How is the Factor of Safety calculated in engineering problems?
-The FoS can be calculated using the formula: FoS = Allowable Stress / Actual Stress, or alternatively, FoS = Allowable Load / Actual Load. The allowable values typically depend on material properties, which can be found in tables or specified in the problem.
What role does the shear stress (tau) play in determining the Factor of Safety?
-Shear stress (tau) represents the internal force per unit area within a material that resists sliding. It is crucial for determining the strength of components under shear, and the Factor of Safety ensures that this stress does not exceed safe limits, based on allowable material stress values.
Why do engineers need to consider the impact of a higher FoS on cost and efficiency?
-While a higher FoS increases safety, it also increases the material cost and weight of a structure. For example, stronger materials and additional components like extra springs or thicker frames are needed, which may reduce efficiency, especially in systems like airplanes or rockets.
What was the main focus of the problem-solving example in the script?
-The example in the script focused on calculating the required diameters for pins under shear stress, considering both single shear and double shear scenarios. The problem involved applying a FoS of 1.5 and allowable shear stress to determine the minimum safe diameter for each pin.

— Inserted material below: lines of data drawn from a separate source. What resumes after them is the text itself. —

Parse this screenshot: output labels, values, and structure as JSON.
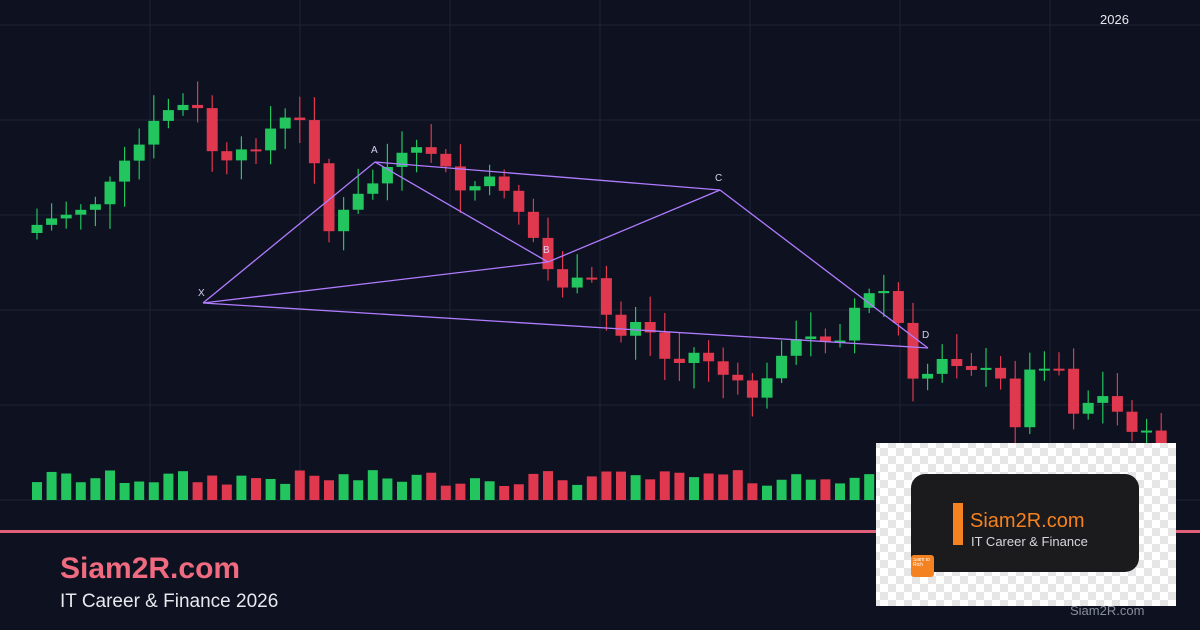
{
  "header": {
    "year": "2026"
  },
  "pattern": {
    "points": [
      "X",
      "A",
      "B",
      "C",
      "D"
    ]
  },
  "footer": {
    "title": "Siam2R.com",
    "subtitle": "IT Career & Finance 2026",
    "watermark": "Siam2R.com"
  },
  "logo": {
    "title": "Siam2R.com",
    "tagline": "IT Career & Finance",
    "badge": "Siam to Rich"
  }
}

How do you calculate the minimum diameter for a pin under shear stress in an engineering problem?
-To calculate the minimum diameter, you use the formula for shear stress, which is Force / Area. Area can be expressed as π/4 * d², where d is the diameter. The Factor of Safety is applied by adjusting the allowable shear stress, and solving for the diameter based on the given forces and material properties.